Capítulo 30 - Overturn


Fanfic / Fanfiction The Women Of Willy Wonka (REESCRITA) - Capítulo 30 - Overturn

Mr. Wonka

Fazem mais ou menos três semanas desde que procurei Liah na Inglaterra. Não tenho parado de pensar naquela tarde, me lembrar daquelas poucas e preciosas horas que passei com ela.

Ah, como eu queria não ter sido tão podre com ela desde que nos casamos pela segunda vez.

Aquela foi a segunda chance que ela tinha me dado para fazê-la feliz, e eu consegui fazê-la ainda mais infeliz do que antes. Ela não merecia aquilo. Se eu tivesse visto o quanto estava errado um pouco antes... Se ao menos Agnes tivesse me alertado um pouco mais cedo. Um dia mais cedo haveria salvo nosso casamento. Apenas um dia mais cedo.

Eu me levanto, pego o violão de Rita, e começo a tocar para passar o tempo. Faz tantos anos que não toco...

Começo a recordar de quando ensinei Liah a tocar. Ela reclamava que seus dedinhos doíam... eu ria e beijava as pontas dos dedos dela, a mão, o braço, o ombro, o pescoço, a boca... em uma das aulas, os beijos foram tantos que acabamos deixando a música de lado e nos amamos ali mesmo, no sofá da sala do apartamento em que ela morava na França.

Nós éramos tão jovens e bobos. Parecia que dali para frente tudo seriam beijos, carinhos, sexo e risadas e passeios pelas ruas parisienses.

Perco-me entre lembranças e a noção do tempo perde-se junto. Liah me deu as lembranças mais doces que alguém poderia ter. Acabo chorando de saudade. Não tento parar. Apenas deixo as lágrimas descerem. Acho que nenhum período da minha vida foi tão doloroso quanto este está sendo agora. Ela sempre foi, e sempre será tudo pra mim, e agora eu a perdi, acho que para sempre.

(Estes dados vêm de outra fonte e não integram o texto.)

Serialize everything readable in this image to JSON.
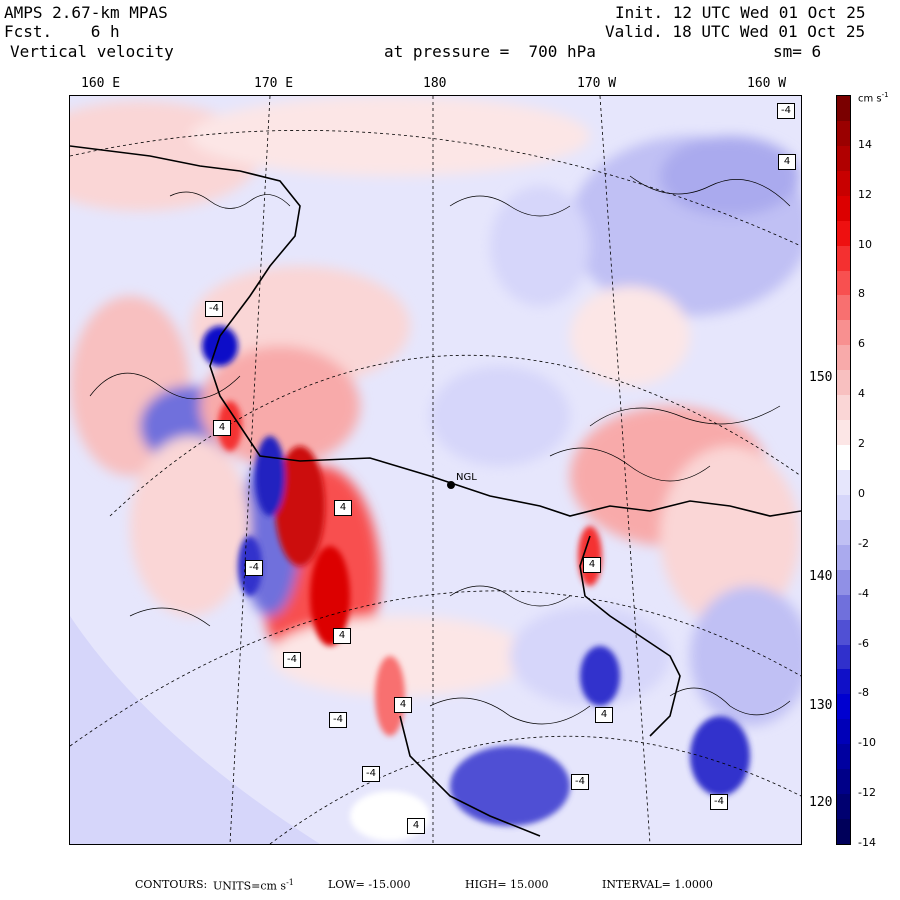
{
  "header": {
    "model": "AMPS 2.67-km MPAS",
    "fcst_label": "Fcst.",
    "fcst_value": "6 h",
    "variable": "Vertical velocity",
    "pressure_label": "at pressure =",
    "pressure_value": "700 hPa",
    "init": "Init. 12 UTC Wed 01 Oct 25",
    "valid": "Valid. 18 UTC Wed 01 Oct 25",
    "smoothing": "sm= 6"
  },
  "longitude_labels": [
    "160 E",
    "170 E",
    "180",
    "170 W",
    "160 W"
  ],
  "latitude_labels": [
    "150 W",
    "140 W",
    "130 W",
    "120 W"
  ],
  "colorbar": {
    "units_label": "cm s",
    "units_exp": "-1",
    "ticks": [
      "14",
      "12",
      "10",
      "8",
      "6",
      "4",
      "2",
      "0",
      "-2",
      "-4",
      "-6",
      "-8",
      "-10",
      "-12",
      "-14"
    ],
    "colors": [
      "#7a0000",
      "#9a0000",
      "#b00000",
      "#c80000",
      "#dc0000",
      "#ee1010",
      "#f43030",
      "#f85050",
      "#f87070",
      "#f89090",
      "#f8aaaa",
      "#f8c0c0",
      "#fad6d6",
      "#fce6e6",
      "#ffffff",
      "#e6e6fc",
      "#d6d6fa",
      "#c0c0f4",
      "#aaaaee",
      "#9090e6",
      "#7070dc",
      "#5050d4",
      "#3030cc",
      "#1010c8",
      "#0000d0",
      "#0000b8",
      "#0000a0",
      "#000088",
      "#000070",
      "#00005a"
    ]
  },
  "map": {
    "station_label": "NGL",
    "contour_boxes": [
      "-4",
      "4",
      "-4",
      "4",
      "4",
      "4",
      "4",
      "-4",
      "-4",
      "4",
      "4",
      "-4",
      "-4",
      "-4",
      "-4",
      "4"
    ]
  },
  "footer": {
    "contours_label": "CONTOURS:",
    "units_label": "UNITS=cm s",
    "units_exp": "-1",
    "low": "LOW= -15.000",
    "high": "HIGH= 15.000",
    "interval": "INTERVAL= 1.0000"
  }
}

Queria poder voltar 14 anos no tempo, para quando vivíamos em Paris, e ela era minha doce mocinha de 16, aspirante a atriz, tão inocente e cheia de sonhos. Se tivesse essa chance, eu faria tudo diferente. A conservaria aquela menina alegre que era até hoje.

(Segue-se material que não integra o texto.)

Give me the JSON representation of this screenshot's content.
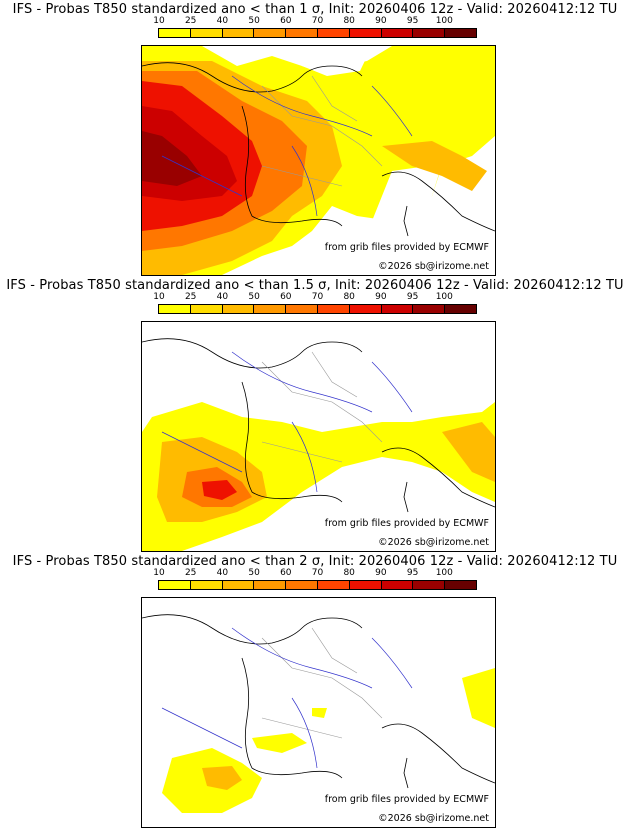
{
  "panels": [
    {
      "title": "IFS - Probas T850  standardized ano < than 1 σ, Init: 20260406 12z - Valid: 20260412:12 TU"
    },
    {
      "title": "IFS - Probas T850  standardized ano < than 1.5 σ, Init: 20260406 12z - Valid: 20260412:12 TU"
    },
    {
      "title": "IFS - Probas T850  standardized ano < than 2 σ, Init: 20260406 12z - Valid: 20260412:12 TU"
    }
  ],
  "scale": {
    "labels": [
      "10",
      "25",
      "40",
      "50",
      "60",
      "70",
      "80",
      "90",
      "95",
      "100"
    ],
    "colors": [
      "#ffff00",
      "#ffdd00",
      "#ffbb00",
      "#ff9900",
      "#ff7700",
      "#ff4400",
      "#ee1100",
      "#cc0000",
      "#990000",
      "#660000"
    ]
  },
  "credits": {
    "source": "from grib files provided by ECMWF",
    "copyright": "©2026 sb@irizome.net"
  }
}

Eu continuo chorando em silêncio ainda por algum tempo, até que as lágrimas cessam sozinhas. Minutos depois, Debbie entra no quarto sem pedir licença, com seus ares de dona da casa. Apesar de seus tenros três anos de idade, sua personalidade forte já se nota. Será uma mulher decidida quando crescer, o que, apesar de uma qualidade, me preocupa quanto ao período de sua adolescência. Sinto que não conseguirei segurá-la, impor-lhe limites. Já mal consigo agora. Ela me tem na palma da mãozinha dela. Não ouso dizer-lhe um não que seja. Por mais que saiba que ela me respeita muito.

— Oi, querida. — Eu a pego no colo, e a coloco sentada ao meu lado na cama. Ela me beija o rosto.

— Oi, papai. Cê toca isso? — Ela pergunta, pondo a mão no violão de Rita.

— Toco. Acho que ninguém além da sua mãe sabe disso, mas eu toco.

— Toca pa mim?

— Claro, meu bem. — Eu inicio uma melodia, sem cantar, e ela fecha os olhinhos e fica apenas sentindo a música. — Acabou. — Eu digo, quando a música termina.

— Ah... quelo mais uma. E canta.

— Não, meu bem. Eu não sei cantar. Mas posso tocar de novo.

— Não! Eu quelo que cante.

— Está bem...

Eu toco uma nova melodia, cantando baixinho uma cantiga francesa que todas as crianças cantavam quando eu era pequeno.

— Eu não tendi.

— Não entendeu o quê?

— O que você cantou. Não tendi nadinha.

— É porque cantei em francês.

— Fancês? O que é?

— É uma língua muito diferente da que falam aqui.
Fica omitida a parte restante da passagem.